LE DERNIER SAMOURAI
Titre original : The Last Samurai
Un film d'Edward Zwick
Avec : Tom Cruise, Billy Connolly, Tony GoldWyn
Durée : 2h24
Date de sortie : 14 janvier 2004

1876, à la fin de la guerre de sécession, Nathan Algren n'est pas remis des combats âpres et sanglants qu'il a livrés. Il tente tant bien que mal d'oublier les massacres perpétués en se réfugiant dans l'alcool. L'empereur du Japon, soucieux d'ouvrir son pays aux méthodes de "guerre" et aux principes commerciaux occidentaux, le fait engager auprès de son armée pour qu'il forme ses hommes afin de lutter contre un groupe de guerriers Samouraï résistants. C'est au cours d'une première confrontation que Nathan est fait prisonnier par le chef de la rébellion...
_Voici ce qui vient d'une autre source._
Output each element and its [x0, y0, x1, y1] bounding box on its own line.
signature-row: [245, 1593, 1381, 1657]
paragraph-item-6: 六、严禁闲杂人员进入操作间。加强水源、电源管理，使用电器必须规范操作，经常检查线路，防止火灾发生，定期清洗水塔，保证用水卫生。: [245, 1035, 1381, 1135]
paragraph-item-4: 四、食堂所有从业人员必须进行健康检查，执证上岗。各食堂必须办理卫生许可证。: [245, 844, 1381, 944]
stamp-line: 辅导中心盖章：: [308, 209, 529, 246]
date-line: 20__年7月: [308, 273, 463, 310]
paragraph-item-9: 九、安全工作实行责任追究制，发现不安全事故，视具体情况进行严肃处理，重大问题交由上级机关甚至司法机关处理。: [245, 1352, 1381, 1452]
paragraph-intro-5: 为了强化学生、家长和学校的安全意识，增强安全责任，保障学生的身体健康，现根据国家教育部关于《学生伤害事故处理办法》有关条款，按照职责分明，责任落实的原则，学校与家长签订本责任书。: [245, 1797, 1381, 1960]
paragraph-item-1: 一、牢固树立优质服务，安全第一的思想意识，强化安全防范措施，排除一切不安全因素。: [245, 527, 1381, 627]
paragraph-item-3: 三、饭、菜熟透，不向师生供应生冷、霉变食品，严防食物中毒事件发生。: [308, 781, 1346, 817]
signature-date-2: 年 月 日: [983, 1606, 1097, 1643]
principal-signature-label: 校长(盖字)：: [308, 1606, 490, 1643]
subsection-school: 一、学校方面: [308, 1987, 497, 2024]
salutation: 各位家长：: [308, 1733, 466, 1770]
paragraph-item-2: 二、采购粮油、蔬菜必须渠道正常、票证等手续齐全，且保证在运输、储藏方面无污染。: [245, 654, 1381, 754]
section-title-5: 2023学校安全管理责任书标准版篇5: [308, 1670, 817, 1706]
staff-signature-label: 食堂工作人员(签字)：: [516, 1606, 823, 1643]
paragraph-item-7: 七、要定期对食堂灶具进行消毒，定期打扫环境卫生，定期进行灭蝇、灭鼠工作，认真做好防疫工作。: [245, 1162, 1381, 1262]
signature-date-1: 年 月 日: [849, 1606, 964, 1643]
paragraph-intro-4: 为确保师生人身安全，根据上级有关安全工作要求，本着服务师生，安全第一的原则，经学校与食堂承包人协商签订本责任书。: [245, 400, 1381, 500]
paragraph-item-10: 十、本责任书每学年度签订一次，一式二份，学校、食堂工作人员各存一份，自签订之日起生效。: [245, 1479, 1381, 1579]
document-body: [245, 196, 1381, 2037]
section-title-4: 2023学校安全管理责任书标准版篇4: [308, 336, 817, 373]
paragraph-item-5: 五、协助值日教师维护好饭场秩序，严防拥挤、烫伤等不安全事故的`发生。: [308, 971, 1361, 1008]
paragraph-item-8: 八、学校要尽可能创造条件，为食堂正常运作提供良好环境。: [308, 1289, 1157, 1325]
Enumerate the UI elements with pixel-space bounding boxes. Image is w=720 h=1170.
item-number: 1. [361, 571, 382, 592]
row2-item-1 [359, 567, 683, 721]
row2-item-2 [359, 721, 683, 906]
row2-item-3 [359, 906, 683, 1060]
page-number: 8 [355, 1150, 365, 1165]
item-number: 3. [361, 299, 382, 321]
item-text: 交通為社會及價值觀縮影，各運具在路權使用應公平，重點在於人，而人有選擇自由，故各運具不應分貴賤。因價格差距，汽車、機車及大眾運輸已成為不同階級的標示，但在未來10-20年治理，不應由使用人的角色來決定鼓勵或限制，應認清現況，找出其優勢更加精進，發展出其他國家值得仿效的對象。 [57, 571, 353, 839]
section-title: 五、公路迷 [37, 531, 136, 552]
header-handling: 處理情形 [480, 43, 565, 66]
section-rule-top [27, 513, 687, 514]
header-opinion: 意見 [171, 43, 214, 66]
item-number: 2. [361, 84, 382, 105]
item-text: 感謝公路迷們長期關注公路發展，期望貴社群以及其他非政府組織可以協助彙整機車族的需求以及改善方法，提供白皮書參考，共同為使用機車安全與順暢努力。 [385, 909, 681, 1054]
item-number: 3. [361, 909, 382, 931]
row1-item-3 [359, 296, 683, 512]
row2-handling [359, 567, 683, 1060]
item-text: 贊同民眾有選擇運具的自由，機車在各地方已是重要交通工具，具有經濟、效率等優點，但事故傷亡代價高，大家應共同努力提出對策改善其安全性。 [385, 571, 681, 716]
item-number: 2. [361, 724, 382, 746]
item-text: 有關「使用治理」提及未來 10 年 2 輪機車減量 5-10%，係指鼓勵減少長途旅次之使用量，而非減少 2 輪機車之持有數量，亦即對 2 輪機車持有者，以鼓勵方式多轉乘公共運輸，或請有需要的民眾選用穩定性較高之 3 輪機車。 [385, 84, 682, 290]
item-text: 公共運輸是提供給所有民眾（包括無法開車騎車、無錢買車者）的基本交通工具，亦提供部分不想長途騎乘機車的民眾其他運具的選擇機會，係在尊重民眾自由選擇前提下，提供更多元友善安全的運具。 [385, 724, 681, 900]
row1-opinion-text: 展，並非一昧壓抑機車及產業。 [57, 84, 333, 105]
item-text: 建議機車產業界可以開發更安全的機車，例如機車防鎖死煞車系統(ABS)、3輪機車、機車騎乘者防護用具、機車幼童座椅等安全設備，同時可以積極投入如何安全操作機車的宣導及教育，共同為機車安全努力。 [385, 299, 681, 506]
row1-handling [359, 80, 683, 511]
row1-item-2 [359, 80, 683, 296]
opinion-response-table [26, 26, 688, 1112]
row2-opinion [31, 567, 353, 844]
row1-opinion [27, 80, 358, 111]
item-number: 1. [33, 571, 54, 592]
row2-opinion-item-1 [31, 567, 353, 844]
Le scénario ne brille pas vraiment par son originalité, l'histoire rappelant furieusement la saga TV Shogun avec Richard Chamberlain, et son traitement tentant incurablement de s'approcher de Witness de Peter Weir et Little Big Man avec Dustin Hoffman. Au final Le Dernier Samouraï relève plus de la montgolfière dégonflée que du véritable tour de force. Le "choc des cultures", support de l'intrigue principale, vecteur d'émotions, est complètement aseptisé. D'une part par la réalisation qui n'a de lyrique que l'omniprésence de la partition musicale très rapidement agaçante avec son traitement identique que le héros se batte au sabre ou mange un bol de riz. Et d'autre part par l'incongruité des dialogues passablement réducteurs, voire totalement idiots. Il y a bien certains partis pris évidents (ça tape dur sur le monde occidental et son système économique), mais isolés au milieu de poncifs soulignés avec la subtilité d'un éléphant sous acide dans un magasin de porcelaine.
Edward Zwick est aux commandes et le réalisateur n'a pas su retrouver les manifestes de son talent apparemment largement consommé par l'excellent Glory. Il n'est plus au service de son histoire mais de sa star, qui dans l'ornière des libertés acquises sur le tournage lui a fait confiance pour les scènes de combat (Tom Cruise y est très à l'aise, voire crédible, en tout cas bien plus que lors des chevauchées endiablées où ses aptitudes de cavalier débutant sautent aux yeux à chaque plan. Depuis la grande cavalcade d'Horizons Lointains, les progrès sont loin d'être flagrants).
C'était peine perdue, surtout quand le metteur en scène essaye de ne pas ressembler à Peter Jackson. En lieu et place de donner une semblant de ressort dramatique à ces affrontements, il se perd en considérations techniques et visuelles faisandées. Si après plus d'une heure de palabres insipides, d'introspection existentielle du héros se demandant s'il doit porter le kimono ou non, survient une scène de combat avec des ninjas, totalement gratuite et désaxée par rapport à l'intrigue. Qui sont-ils, d'où viennent t-ils ? Comment sont-ils arrivés là ? Des questions qui resteront sans réponse tant ils n'ont comme fonction évidente que de réveiller la majorité des spectateurs endormis. Survient un autre duel (l'évasion) dont le premier déroulement enlevé, au ralenti, se suffisait à lui-même. Mais Zwick (très content de lui ?) nous le repasse une seconde fois via les prismes sensoriels du héros immédiatement après ! Il ne nous reste plus qu'à se reporter sur les seconds rôles pour se redonner un peu de coeur et d'émotion, mais ce ne sont pas les considérations stéréotypées du scénario, la réalisation brinquebalante de Zwick ou la propension évidente de Tom Cruise à vouloir à tout prix rafler un Oscar qui vont faire du Dernier Samourai le grand film épique que l'on attendait tous, et c'est bien dommage.